Fuzz Martin sits at the dais in the old Village of Kewaskum village hall. there is a gavel in front of him and his is sitting in front of windows on a sunny day. He is smiling and wearing a sports coat with papers in front of him.

Getting Your Nickname on a Ballot

My adventure running for office with a nickname

Way, way back in December of 2021, I made the decision to run for Kewaskum Village Trustee. When I started filling out the paperwork, I quickly realized I was going to run into a slight issue: most people only know me by my nickname. There are very few who know me as “Michael Martin.” In fact, there’s a good chance you just learned that my real name is “Mike” right now.

When you’re considering running for office, it’s obviously best to use the name that people know you by. This is especially important when you have a generic name like “Mike Martin.”

Using a Nickname on an Election Ballot

I did some digging to see if it was possible to run with a nickname or if you needed to run with your full legal name. The information was surprisingly easy to find. Wisconsin’s Declaration of Candidacy paperwork spends three whole paragraphs on the subject.

Type or print your name on the fifth line as you want it to be printed on the official ballot. You may use your full legal name, former legal surname, or any combination of first name, middle name, and initials, surname or nickname with last name.

Right there it lays out that you’re able to use your nickname with a last name. Score.

But it goes on to set a few ground rules on nicknames:

Note: The Wisconsin Elections Commission has determined that, absent of any evidence of an attempt to manipulate the electoral process, candidates are permitted to choose any form of their name, including nicknames, by which they want to appear on the ballot.
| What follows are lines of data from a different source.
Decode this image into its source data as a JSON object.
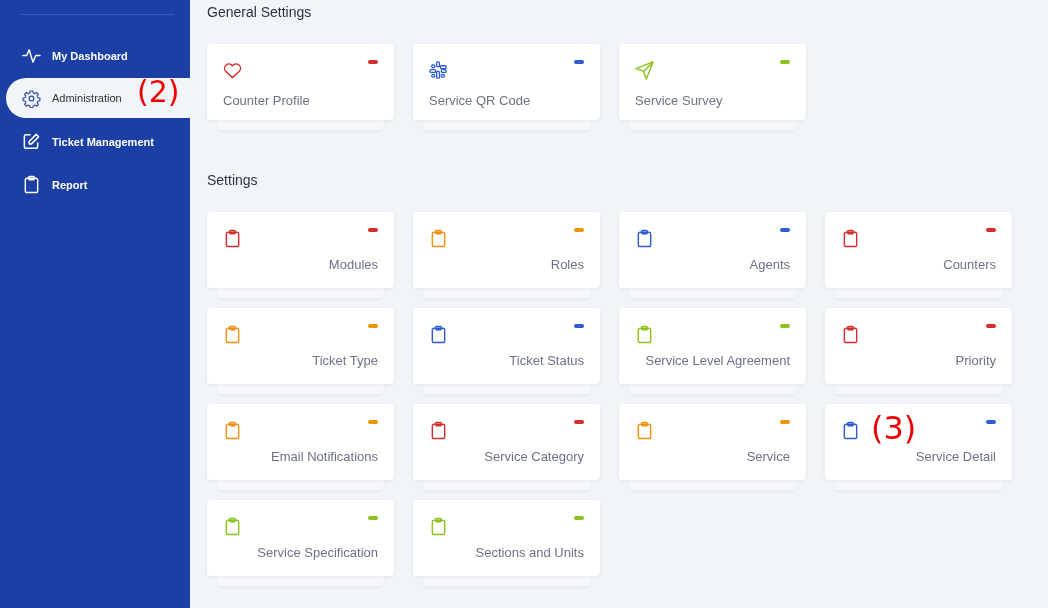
{
  "sidebar": {
    "items": [
      {
        "label": "My Dashboard",
        "selected": false
      },
      {
        "label": "Administration",
        "selected": true,
        "annotation": "(2)"
      },
      {
        "label": "Ticket Management",
        "selected": false
      },
      {
        "label": "Report",
        "selected": false
      }
    ]
  },
  "sections": [
    {
      "title": "General Settings",
      "kind": "general",
      "cards": [
        {
          "label": "Counter Profile",
          "color": "#d32f2f"
        },
        {
          "label": "Service QR Code",
          "color": "#2f5bd3"
        },
        {
          "label": "Service Survey",
          "color": "#8cc21d"
        }
      ]
    },
    {
      "title": "Settings",
      "kind": "settings",
      "cards": [
        {
          "label": "Modules",
          "color": "#d32f2f"
        },
        {
          "label": "Roles",
          "color": "#f0920a"
        },
        {
          "label": "Agents",
          "color": "#2f5bd3"
        },
        {
          "label": "Counters",
          "color": "#d32f2f"
        },
        {
          "label": "Ticket Type",
          "color": "#f0920a"
        },
        {
          "label": "Ticket Status",
          "color": "#2f5bd3"
        },
        {
          "label": "Service Level Agreement",
          "color": "#8cc21d"
        },
        {
          "label": "Priority",
          "color": "#d32f2f"
        },
        {
          "label": "Email Notifications",
          "color": "#f0920a"
        },
        {
          "label": "Service Category",
          "color": "#d32f2f"
        },
        {
          "label": "Service",
          "color": "#f0920a"
        },
        {
          "label": "Service Detail",
          "color": "#2f5bd3",
          "annotation": "(3)"
        },
        {
          "label": "Service Specification",
          "color": "#8cc21d"
        },
        {
          "label": "Sections and Units",
          "color": "#8cc21d"
        }
      ]
    }
  ]
}
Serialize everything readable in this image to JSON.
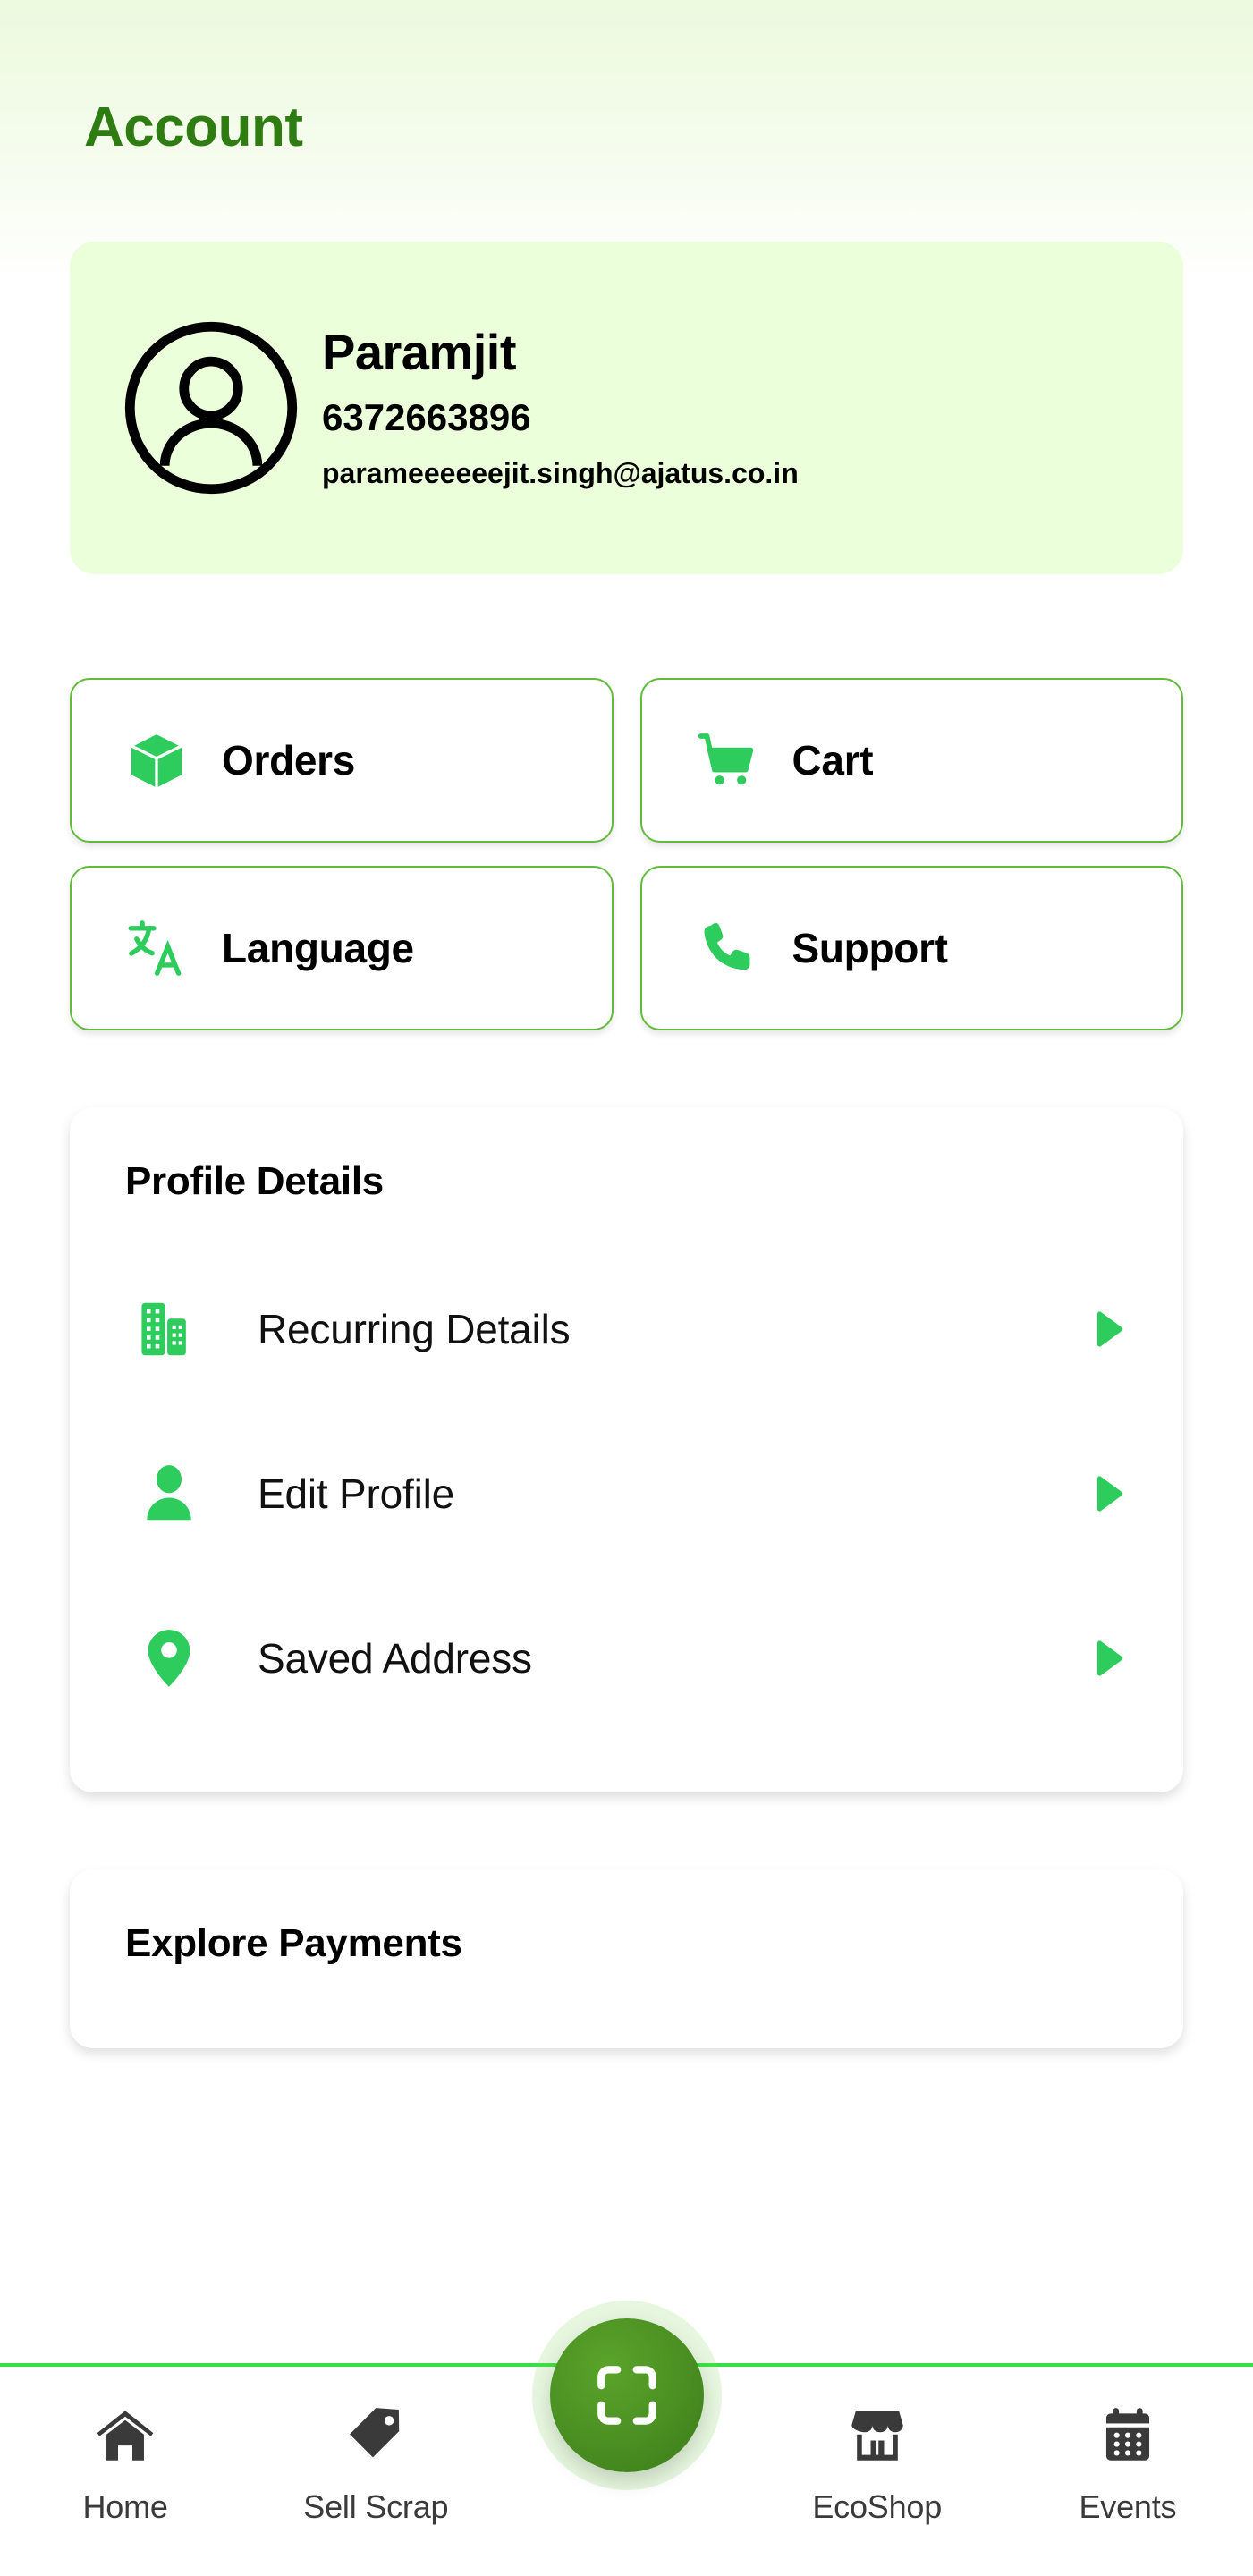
{
  "header": {
    "title": "Account"
  },
  "profile": {
    "avatar_icon": "user-circle-icon",
    "name": "Paramjit",
    "phone": "6372663896",
    "email": "parameeeeeejit.singh@ajatus.co.in"
  },
  "quick_actions": [
    {
      "label": "Orders",
      "icon": "box-3d-icon"
    },
    {
      "label": "Cart",
      "icon": "shopping-cart-icon"
    },
    {
      "label": "Language",
      "icon": "translate-icon"
    },
    {
      "label": "Support",
      "icon": "phone-call-icon"
    }
  ],
  "profile_details": {
    "title": "Profile Details",
    "items": [
      {
        "label": "Recurring Details",
        "icon": "building-icon",
        "arrow": "chevron-right-icon"
      },
      {
        "label": "Edit Profile",
        "icon": "person-icon",
        "arrow": "chevron-right-icon"
      },
      {
        "label": "Saved Address",
        "icon": "location-pin-icon",
        "arrow": "chevron-right-icon"
      }
    ]
  },
  "explore_payments": {
    "title": "Explore Payments"
  },
  "bottom_nav": {
    "items": [
      {
        "label": "Home",
        "icon": "home-icon"
      },
      {
        "label": "Sell Scrap",
        "icon": "price-tag-icon"
      },
      {
        "label": "EcoShop",
        "icon": "store-icon"
      },
      {
        "label": "Events",
        "icon": "calendar-icon"
      }
    ],
    "center_action": {
      "icon": "scan-qr-icon"
    }
  },
  "colors": {
    "primary_green": "#2ecc5c",
    "title_green": "#2f7d12",
    "card_border_green": "#63bb3e",
    "profile_card_bg": "#ecffdb",
    "nav_border_green": "#37e048",
    "fab_green": "#4a8f22",
    "nav_icon_gray": "#3a3a3a"
  }
}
No titles are permitted. In addition, names such as “Red” or “Skip” are permitted, but names which have an apparent electoral purpose or benefit, such as “Lower taxes,” “None of the above,” or “Lower Spending” are not permitted. It is also not permissible to add nicknames in quotes or parentheses. For example, John “Jack” Jones or John (Jack) Jones are not acceptable, but John Jones, Jack Jones or John Jack Jones are acceptable.

With that, “Tax Cutter Martin” wouldn’t work, but Fuzz—like Red or Skip—is golden.

If you’re thinking of running for office and you’re not sure where to start, ask the Clerk that oversees elections in the jurisdiction in which you’re looking to run.